The field of EoE is ever changing with new innovations. Table 3 summarizes all the practice changers that happened from 2023 to 2025. Newer medications (CRTH2 antagonist, lirentelimab) are being tested as a potential treatment for EoE. The KRYPTOS trial found that lirentelimab (siglec-8 blockers) leads to significant eosinophil reduction in esophageal biopsy[108]. The long-term complications can be responsible for poor QoL, necessitating it to make psychosocial support an integral part of patient care[3]. Also, transcriptome analysis has revolutionized the management of EoE, identifying characteristic molecular signatures. Challenges in integrating diverse omics data persist. Machine learning is emerging as a valuable tool. The integration of multi-omics data promises significant advancements in our understanding of EoE by identifying biomarkers for diagnosis, predicting therapeutic responses, and monitoring natural history. Finally, in the era of artificial intelligence, EoE provides a concrete pediatric use-case that could benefit from the artificial intelligence capabilities such as endoscopic image scoring, histology quantification, treatment response prediction, and the methodological and translational toolkit needed to operationalize the EoE recommendations.

Table 3 Eosinophilic esophagitis: Practice changers in 2023-2025.
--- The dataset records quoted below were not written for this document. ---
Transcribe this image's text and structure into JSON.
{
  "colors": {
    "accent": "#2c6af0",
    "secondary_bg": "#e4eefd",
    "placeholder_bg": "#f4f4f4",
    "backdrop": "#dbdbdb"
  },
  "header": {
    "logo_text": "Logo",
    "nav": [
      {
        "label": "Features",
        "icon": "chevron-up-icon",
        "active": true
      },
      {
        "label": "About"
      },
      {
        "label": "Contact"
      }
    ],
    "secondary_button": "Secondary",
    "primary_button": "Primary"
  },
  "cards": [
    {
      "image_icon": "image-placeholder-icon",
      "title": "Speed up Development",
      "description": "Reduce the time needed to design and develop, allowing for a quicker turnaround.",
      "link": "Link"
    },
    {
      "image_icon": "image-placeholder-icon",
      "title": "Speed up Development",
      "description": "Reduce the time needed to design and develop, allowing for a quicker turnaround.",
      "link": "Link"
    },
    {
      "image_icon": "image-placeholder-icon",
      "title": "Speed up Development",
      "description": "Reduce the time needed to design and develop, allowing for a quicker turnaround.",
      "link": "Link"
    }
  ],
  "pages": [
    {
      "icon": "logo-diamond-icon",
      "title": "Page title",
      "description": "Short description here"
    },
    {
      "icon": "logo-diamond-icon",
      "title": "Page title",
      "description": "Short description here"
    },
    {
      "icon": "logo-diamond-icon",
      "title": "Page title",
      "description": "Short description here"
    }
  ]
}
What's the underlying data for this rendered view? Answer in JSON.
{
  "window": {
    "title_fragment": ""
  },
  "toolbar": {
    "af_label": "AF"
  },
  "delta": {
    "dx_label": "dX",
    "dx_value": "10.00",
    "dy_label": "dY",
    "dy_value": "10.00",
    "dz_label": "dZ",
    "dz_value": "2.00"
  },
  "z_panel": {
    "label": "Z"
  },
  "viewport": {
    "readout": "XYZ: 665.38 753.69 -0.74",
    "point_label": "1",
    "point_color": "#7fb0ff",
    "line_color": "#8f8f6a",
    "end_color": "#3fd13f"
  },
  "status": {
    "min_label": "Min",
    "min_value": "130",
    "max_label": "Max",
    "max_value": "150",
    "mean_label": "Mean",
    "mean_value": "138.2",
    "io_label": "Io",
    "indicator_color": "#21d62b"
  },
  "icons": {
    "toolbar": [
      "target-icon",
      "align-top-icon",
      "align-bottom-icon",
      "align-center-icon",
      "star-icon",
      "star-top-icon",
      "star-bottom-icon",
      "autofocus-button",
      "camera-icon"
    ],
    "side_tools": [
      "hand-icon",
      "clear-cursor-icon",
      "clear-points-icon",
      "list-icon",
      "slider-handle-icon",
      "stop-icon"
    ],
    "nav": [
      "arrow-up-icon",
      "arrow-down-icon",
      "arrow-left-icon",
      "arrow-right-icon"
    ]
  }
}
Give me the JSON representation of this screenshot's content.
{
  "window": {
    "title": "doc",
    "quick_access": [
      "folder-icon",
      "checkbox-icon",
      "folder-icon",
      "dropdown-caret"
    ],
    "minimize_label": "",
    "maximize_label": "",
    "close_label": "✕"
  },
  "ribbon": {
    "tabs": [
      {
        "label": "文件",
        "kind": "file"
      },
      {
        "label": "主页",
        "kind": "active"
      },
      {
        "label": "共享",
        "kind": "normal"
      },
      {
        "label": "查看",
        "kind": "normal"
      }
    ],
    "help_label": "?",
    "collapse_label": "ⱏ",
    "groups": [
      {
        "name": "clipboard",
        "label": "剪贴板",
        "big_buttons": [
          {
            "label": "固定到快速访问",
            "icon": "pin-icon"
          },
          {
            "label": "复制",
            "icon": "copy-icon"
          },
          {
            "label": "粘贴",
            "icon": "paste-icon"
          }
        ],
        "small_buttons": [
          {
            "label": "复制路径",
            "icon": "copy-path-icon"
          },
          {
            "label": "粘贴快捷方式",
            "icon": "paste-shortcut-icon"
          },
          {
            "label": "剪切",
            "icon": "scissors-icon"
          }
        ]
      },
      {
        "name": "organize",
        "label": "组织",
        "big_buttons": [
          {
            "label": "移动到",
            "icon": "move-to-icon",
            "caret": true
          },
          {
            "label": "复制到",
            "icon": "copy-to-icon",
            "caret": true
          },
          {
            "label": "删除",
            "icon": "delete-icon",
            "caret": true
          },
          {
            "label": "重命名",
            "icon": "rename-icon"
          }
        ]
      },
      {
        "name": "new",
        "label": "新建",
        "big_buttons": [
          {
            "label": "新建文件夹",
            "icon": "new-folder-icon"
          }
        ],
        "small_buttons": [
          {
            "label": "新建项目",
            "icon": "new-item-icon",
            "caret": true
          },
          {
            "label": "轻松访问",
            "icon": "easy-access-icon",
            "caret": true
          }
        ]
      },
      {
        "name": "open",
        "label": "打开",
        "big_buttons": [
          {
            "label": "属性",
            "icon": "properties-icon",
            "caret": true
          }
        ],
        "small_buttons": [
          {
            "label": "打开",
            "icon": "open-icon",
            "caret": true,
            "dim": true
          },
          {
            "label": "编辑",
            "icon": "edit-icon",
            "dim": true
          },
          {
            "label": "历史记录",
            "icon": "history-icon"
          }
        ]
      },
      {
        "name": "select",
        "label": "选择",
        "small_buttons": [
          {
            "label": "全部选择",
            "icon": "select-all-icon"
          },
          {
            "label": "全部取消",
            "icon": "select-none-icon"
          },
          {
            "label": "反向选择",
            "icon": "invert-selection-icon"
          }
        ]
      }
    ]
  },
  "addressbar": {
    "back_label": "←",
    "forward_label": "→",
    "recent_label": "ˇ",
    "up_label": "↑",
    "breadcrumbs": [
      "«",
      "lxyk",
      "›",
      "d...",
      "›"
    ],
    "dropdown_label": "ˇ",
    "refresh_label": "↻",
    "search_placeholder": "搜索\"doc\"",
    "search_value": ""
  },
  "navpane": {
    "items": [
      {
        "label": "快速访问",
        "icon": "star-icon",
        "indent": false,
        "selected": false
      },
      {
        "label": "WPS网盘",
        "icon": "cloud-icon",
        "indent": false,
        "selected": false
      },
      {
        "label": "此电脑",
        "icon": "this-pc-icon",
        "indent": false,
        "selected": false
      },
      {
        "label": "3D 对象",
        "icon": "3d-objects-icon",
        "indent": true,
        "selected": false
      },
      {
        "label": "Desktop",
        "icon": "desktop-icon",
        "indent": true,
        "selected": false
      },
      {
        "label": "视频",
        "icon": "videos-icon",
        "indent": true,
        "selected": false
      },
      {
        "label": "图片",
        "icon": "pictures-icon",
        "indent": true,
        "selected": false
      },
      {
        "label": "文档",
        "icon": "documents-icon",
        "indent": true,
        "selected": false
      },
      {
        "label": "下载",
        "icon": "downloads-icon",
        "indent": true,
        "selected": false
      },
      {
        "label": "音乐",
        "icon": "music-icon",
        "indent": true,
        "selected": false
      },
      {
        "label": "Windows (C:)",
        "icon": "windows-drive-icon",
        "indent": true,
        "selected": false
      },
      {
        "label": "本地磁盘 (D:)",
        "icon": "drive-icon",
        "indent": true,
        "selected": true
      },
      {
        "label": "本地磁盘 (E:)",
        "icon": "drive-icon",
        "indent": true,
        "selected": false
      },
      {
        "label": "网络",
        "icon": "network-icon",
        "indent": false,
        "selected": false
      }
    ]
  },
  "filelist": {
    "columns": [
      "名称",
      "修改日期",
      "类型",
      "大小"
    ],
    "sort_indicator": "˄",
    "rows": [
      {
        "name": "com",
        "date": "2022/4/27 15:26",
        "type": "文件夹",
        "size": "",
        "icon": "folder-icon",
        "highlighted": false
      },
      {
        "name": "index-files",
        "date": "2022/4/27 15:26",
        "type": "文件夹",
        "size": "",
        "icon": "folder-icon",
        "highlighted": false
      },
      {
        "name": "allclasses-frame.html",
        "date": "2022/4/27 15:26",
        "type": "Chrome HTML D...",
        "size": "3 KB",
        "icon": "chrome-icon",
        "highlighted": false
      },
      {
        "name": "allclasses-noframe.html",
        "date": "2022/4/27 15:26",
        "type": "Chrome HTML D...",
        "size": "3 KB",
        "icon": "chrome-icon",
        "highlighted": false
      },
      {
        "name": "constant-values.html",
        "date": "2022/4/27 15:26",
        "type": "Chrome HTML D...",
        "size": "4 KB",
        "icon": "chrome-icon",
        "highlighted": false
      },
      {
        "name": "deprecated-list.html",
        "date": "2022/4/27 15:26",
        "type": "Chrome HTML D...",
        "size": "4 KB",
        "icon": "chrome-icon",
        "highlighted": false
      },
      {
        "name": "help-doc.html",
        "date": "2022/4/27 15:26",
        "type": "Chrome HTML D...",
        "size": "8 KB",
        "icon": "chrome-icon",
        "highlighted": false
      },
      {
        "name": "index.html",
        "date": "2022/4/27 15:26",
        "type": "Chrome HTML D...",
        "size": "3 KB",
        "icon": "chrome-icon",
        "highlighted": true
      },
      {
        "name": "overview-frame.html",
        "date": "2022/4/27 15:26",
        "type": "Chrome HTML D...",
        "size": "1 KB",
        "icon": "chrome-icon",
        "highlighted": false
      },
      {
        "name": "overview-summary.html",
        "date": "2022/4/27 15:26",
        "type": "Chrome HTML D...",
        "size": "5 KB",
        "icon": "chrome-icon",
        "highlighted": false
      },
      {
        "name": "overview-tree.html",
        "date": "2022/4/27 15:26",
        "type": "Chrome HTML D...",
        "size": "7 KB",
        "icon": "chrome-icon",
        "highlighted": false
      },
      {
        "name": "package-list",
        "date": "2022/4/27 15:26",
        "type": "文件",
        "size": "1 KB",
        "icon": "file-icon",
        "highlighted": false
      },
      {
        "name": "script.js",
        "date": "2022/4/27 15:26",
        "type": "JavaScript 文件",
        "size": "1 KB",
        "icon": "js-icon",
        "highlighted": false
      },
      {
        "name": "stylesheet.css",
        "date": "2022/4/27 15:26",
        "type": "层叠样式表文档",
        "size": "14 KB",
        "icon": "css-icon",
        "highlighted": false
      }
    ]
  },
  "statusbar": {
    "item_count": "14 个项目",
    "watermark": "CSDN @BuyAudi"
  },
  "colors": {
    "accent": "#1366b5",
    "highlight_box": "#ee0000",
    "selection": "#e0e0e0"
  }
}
EoE: Practice changers in 2023-2025
Removal of mandatory proton pump inhibitor trial
Routine use of endoscopic reference score/EoE histologic scoring system
Pragmatic 1-food elimination as a first step
Food and Drug Administration approval of dupilumab for refractory cases
Transnasal endoscopy for monitoring endoscopies during maintenance

EoE: Eosinophilic esophagitis.

CONCLUSION

EoE is no longer a rare disease. It is riddled with considerable diagnostic and therapeutic challenges. Ongoing research has led to deeper understanding of the disease process and newer therapeutic targets. Dupilumab holds promise as a treatment modality. It is of the utmost importance to evaluate the least/noninvasive diagnostic tool for the assessment of disease activity and the optimal treatment regimen to develop the latest treatment options.